Once the camera is set up, Fagre takes a photo and spins the camera to capture five or six more frames, which will all be stitched together to form one panoramic image. Before the first image is exposed, Fagre said there are already noticeable differences between the photos taken in 2013 and the scene in 2015. For one, in just two years the glacier has receded more than 50 feet in some places, evidence that the strengthening El Nino is already taking its toll.

However, the photos also reveal some good news: Grinnell is still a glacier, as evidenced by a massive boulder that had moved 40 or 50 feet in the last two years. The fact that the glacier is still moving was confirmed not long after Fagre arrived when a muffled boom could be heard from within the mass of ice, the sound of the glacier slowly moving downhill.

“This glacier still has some legs under it after all,” Fagre said.

After four hours of photographing the glacier (and a quick break to take a photo with some hikers who recognized him as a “celebrity of Glacier Park”), Fagre packed his bag and prepared for the six-mile hike back to his car. After that, it was a two-hour drive home to West Glacier. Fagre said days in the field can be exhausting, but that the information they provide can be priceless – “there is something to be said for seeing the beast on the ground.”
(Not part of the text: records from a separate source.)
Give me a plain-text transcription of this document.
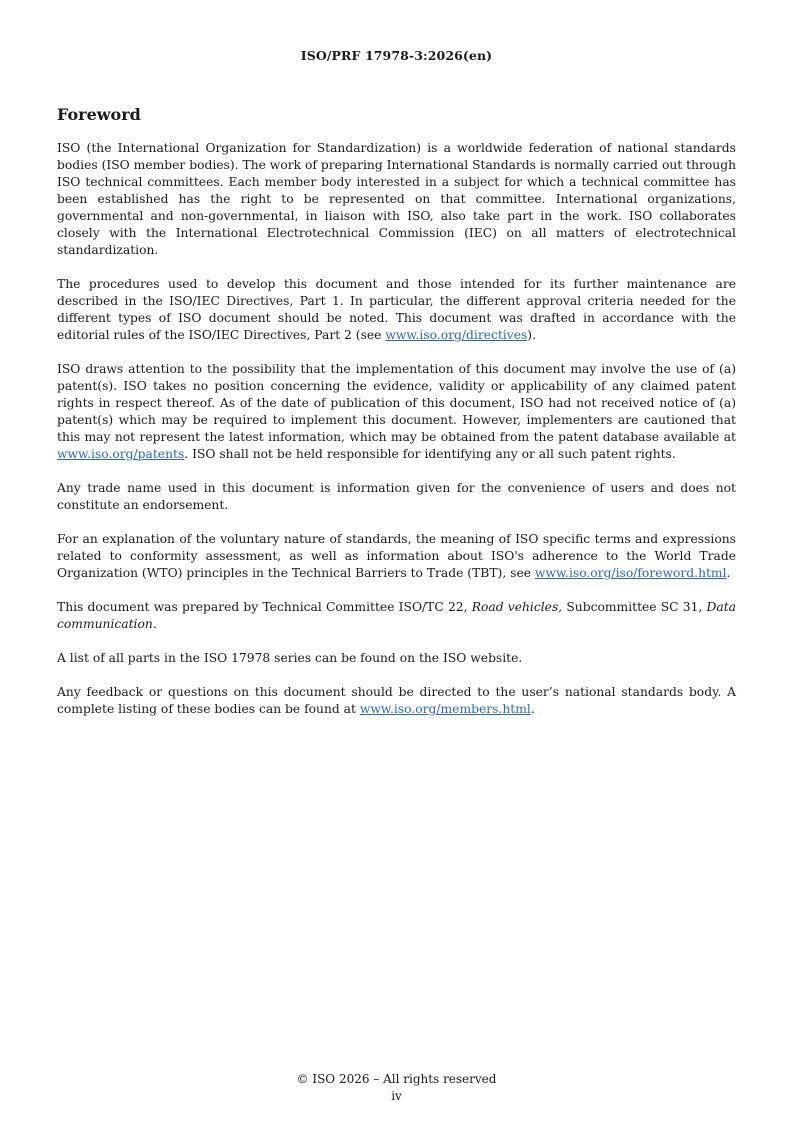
ISO/PRF 17978-3:2026(en)
Foreword

ISO (the International Organization for Standardization) is a worldwide federation of national standards bodies (ISO member bodies). The work of preparing International Standards is normally carried out through ISO technical committees. Each member body interested in a subject for which a technical committee has been established has the right to be represented on that committee. International organizations, governmental and non-governmental, in liaison with ISO, also take part in the work. ISO collaborates closely with the International Electrotechnical Commission (IEC) on all matters of electrotechnical standardization.

The procedures used to develop this document and those intended for its further maintenance are described in the ISO/IEC Directives, Part 1. In particular, the different approval criteria needed for the different types of ISO document should be noted. This document was drafted in accordance with the editorial rules of the ISO/IEC Directives, Part 2 (see www.iso.org/directives).

ISO draws attention to the possibility that the implementation of this document may involve the use of (a) patent(s). ISO takes no position concerning the evidence, validity or applicability of any claimed patent rights in respect thereof. As of the date of publication of this document, ISO had not received notice of (a) patent(s) which may be required to implement this document. However, implementers are cautioned that this may not represent the latest information, which may be obtained from the patent database available at www.iso.org/patents. ISO shall not be held responsible for identifying any or all such patent rights.

Any trade name used in this document is information given for the convenience of users and does not constitute an endorsement.

For an explanation of the voluntary nature of standards, the meaning of ISO specific terms and expressions related to conformity assessment, as well as information about ISO's adherence to the World Trade Organization (WTO) principles in the Technical Barriers to Trade (TBT), see www.iso.org/iso/foreword.html.

This document was prepared by Technical Committee ISO/TC 22, Road vehicles, Subcommittee SC 31, Data communication.

A list of all parts in the ISO 17978 series can be found on the ISO website.

Any feedback or questions on this document should be directed to the user’s national standards body. A complete listing of these bodies can be found at www.iso.org/members.html.

© ISO 2026 – All rights reserved
iv
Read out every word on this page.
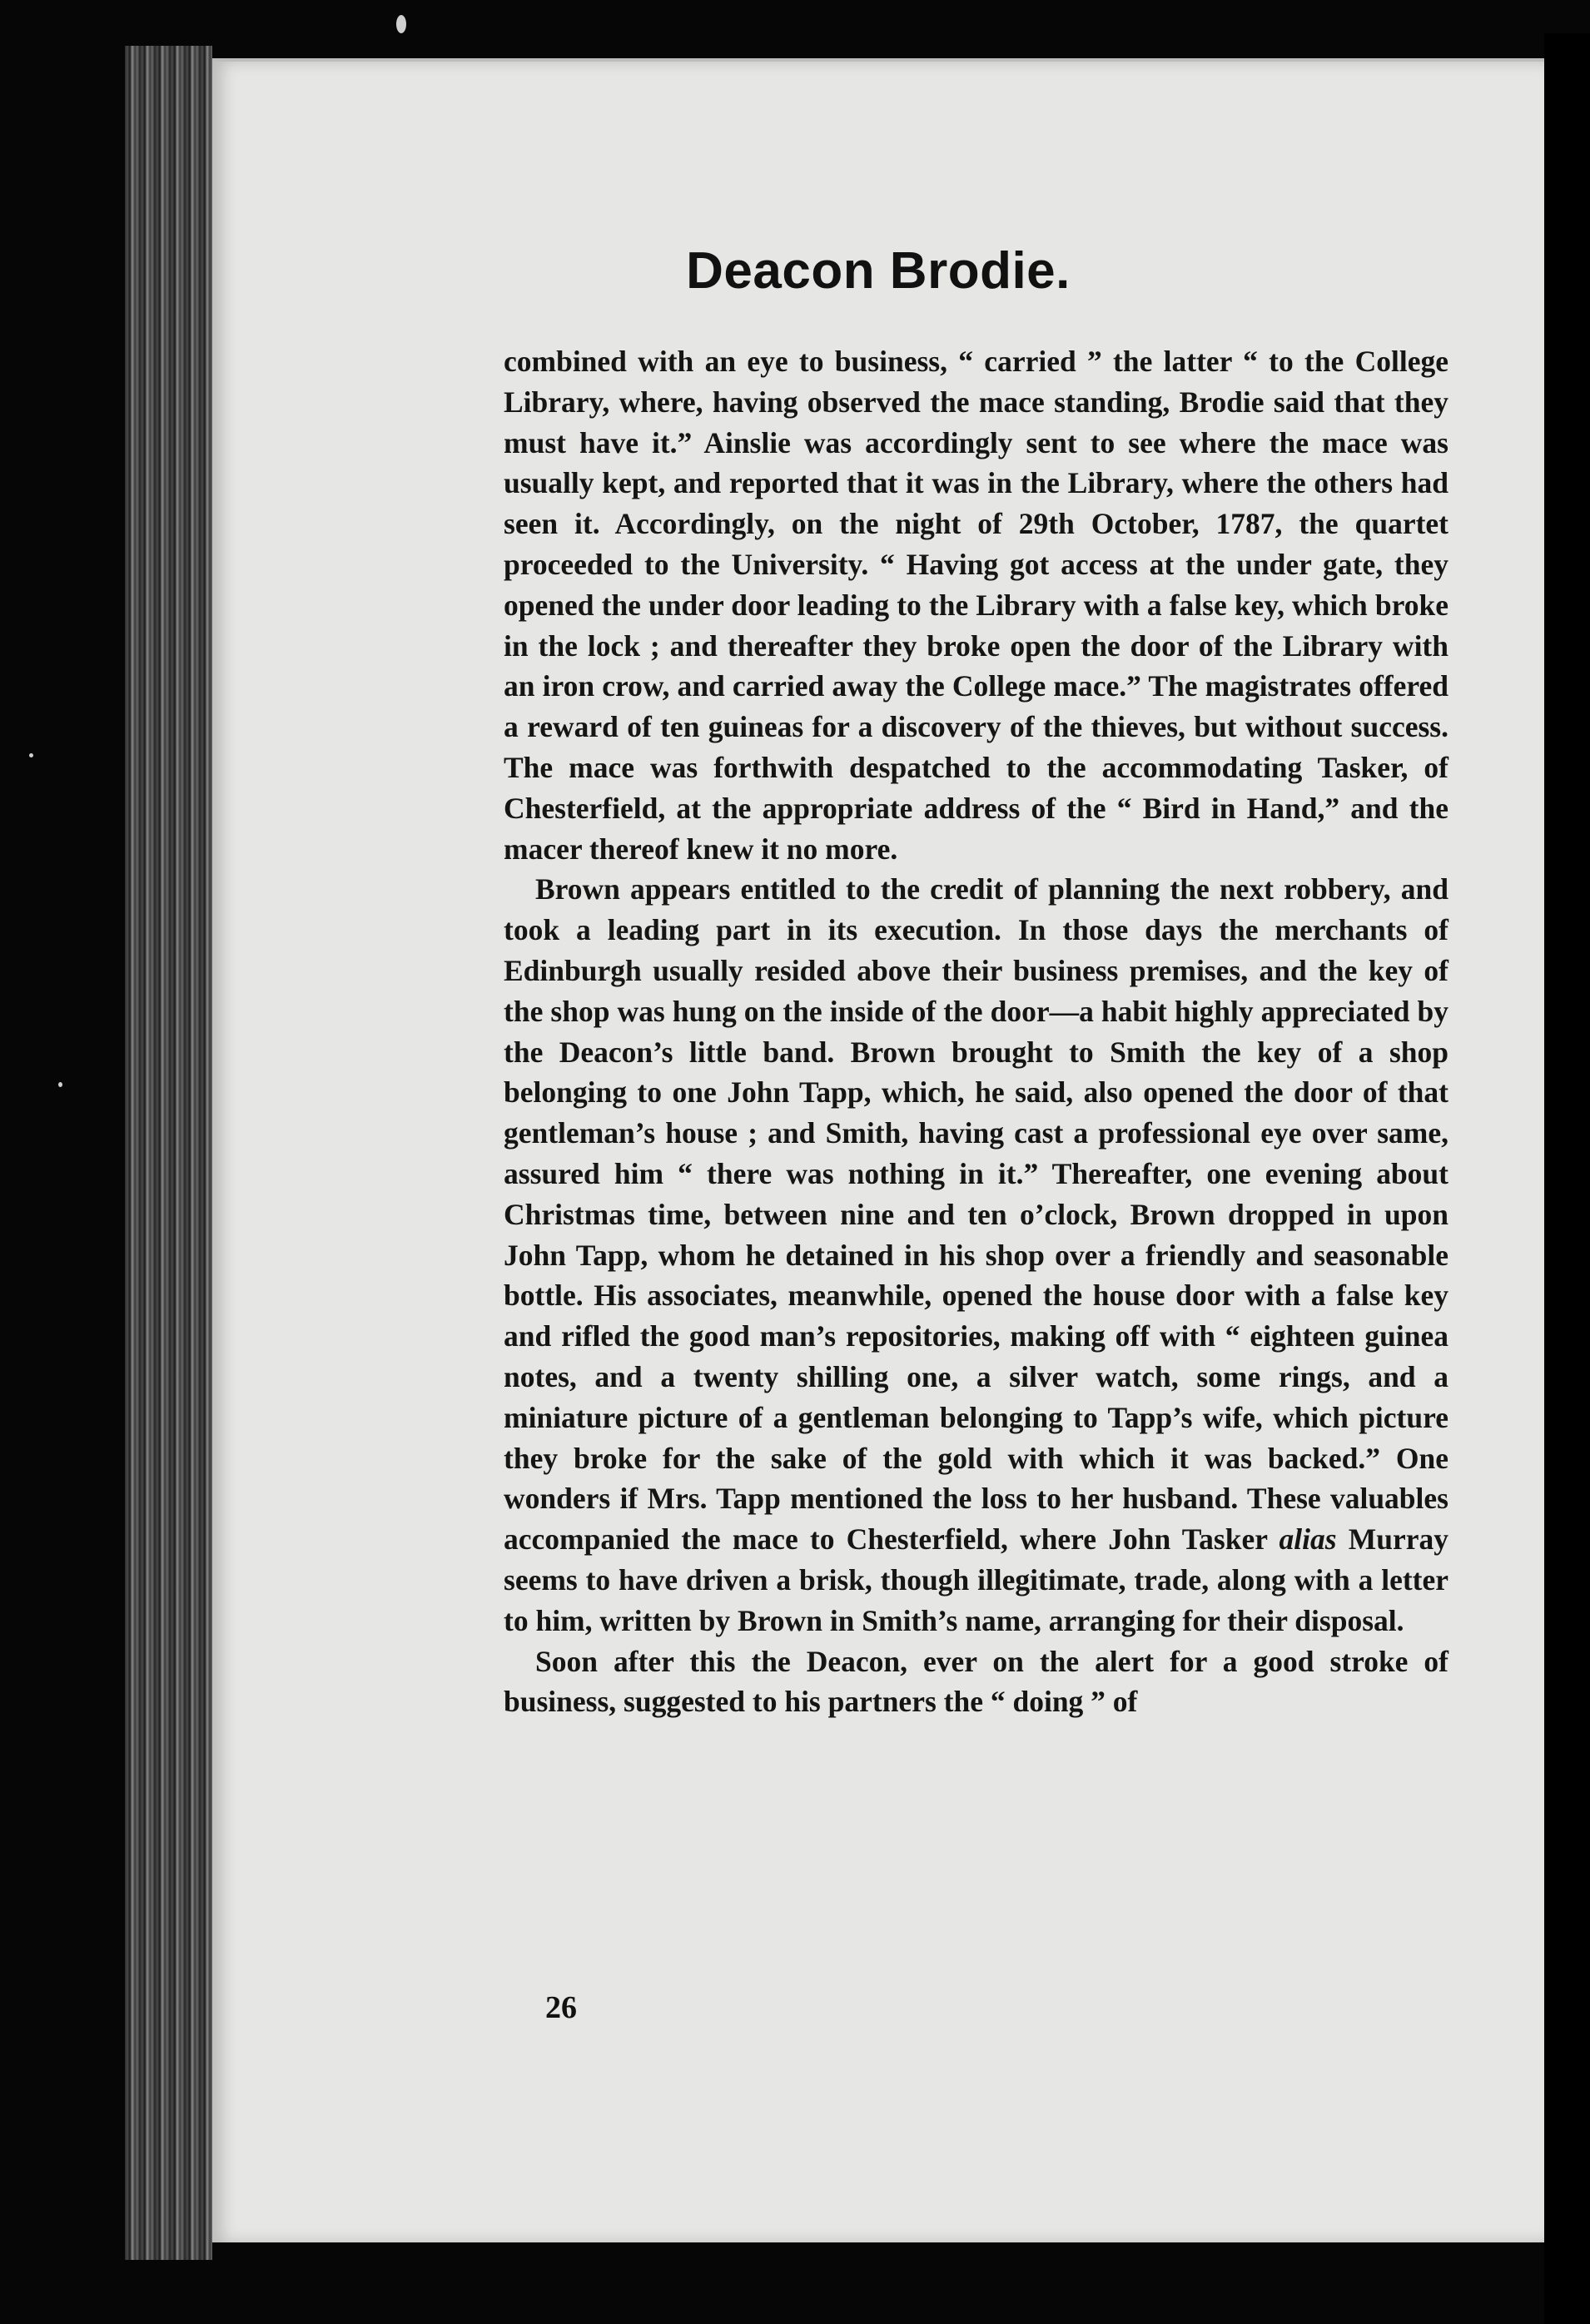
Deacon Brodie.

combined with an eye to business, “ carried ” the latter “ to the College Library, where, having observed the mace standing, Brodie said that they must have it.” Ainslie was accordingly sent to see where the mace was usually kept, and reported that it was in the Library, where the others had seen it. Accordingly, on the night of 29th October, 1787, the quartet proceeded to the University. “ Having got access at the under gate, they opened the under door leading to the Library with a false key, which broke in the lock ; and thereafter they broke open the door of the Library with an iron crow, and carried away the College mace.” The magistrates offered a reward of ten guineas for a discovery of the thieves, but without success. The mace was forthwith despatched to the accommodating Tasker, of Chesterfield, at the appropriate address of the “ Bird in Hand,” and the macer thereof knew it no more.

Brown appears entitled to the credit of planning the next robbery, and took a leading part in its execution. In those days the merchants of Edinburgh usually resided above their business premises, and the key of the shop was hung on the inside of the door—a habit highly appreciated by the Deacon’s little band. Brown brought to Smith the key of a shop belonging to one John Tapp, which, he said, also opened the door of that gentleman’s house ; and Smith, having cast a professional eye over same, assured him “ there was nothing in it.” Thereafter, one evening about Christmas time, between nine and ten o’clock, Brown dropped in upon John Tapp, whom he detained in his shop over a friendly and seasonable bottle. His associates, meanwhile, opened the house door with a false key and rifled the good man’s repositories, making off with “ eighteen guinea notes, and a twenty shilling one, a silver watch, some rings, and a miniature picture of a gentleman belonging to Tapp’s wife, which picture they broke for the sake of the gold with which it was backed.” One wonders if Mrs. Tapp mentioned the loss to her husband. These valuables accompanied the mace to Chesterfield, where John Tasker alias Murray seems to have driven a brisk, though illegitimate, trade, along with a letter to him, written by Brown in Smith’s name, arranging for their disposal.

Soon after this the Deacon, ever on the alert for a good stroke of business, suggested to his partners the “ doing ” of

26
Fagre makes about six or seven trips to the glaciers every year. The most labor-intensive trek is to Sperry every spring when snow still covers most of the route. Fagre and a group of researchers will usually spend two or three days in the field and can only get to the glacier on skis. The goal of the early spring trip is to measure how deep the snowpack is. They return to the glacier at the end of the summer to see how much has melted, which tells them if the glacier is growing or shrinking. More often than not, the glacier is receding at an ever-quickening pace.

Fagre said it’s not a matter of if the glaciers of Glacier Park will be gone, but a matter of when. However, he is hesitant to estimate an exact date when they will reach a vanishing point.

“We want to get away from putting a date on when the glaciers will be gone. We want to inform people of the process and how it is happening right now,” he said. “Will the glaciers be gone in 2037 or 2040? Who knows, but they will be gone within our lifetime.”

At 62 years old, a time when many people would start contemplating retirement, Fagre said he has plenty of things to keep him busy for the next few years. Even when he does step back from the research that he has been doing for nearly a quarter century, Fagre is confident it will continue, as other scientists step up to catalog a critical record of Glacier Park’s most iconic features.

“When I feel like I’ve gotten a few projects wrapped up then I’ll think about retirement,” he said. “But until then I’m just going to keep my head down and keep working.”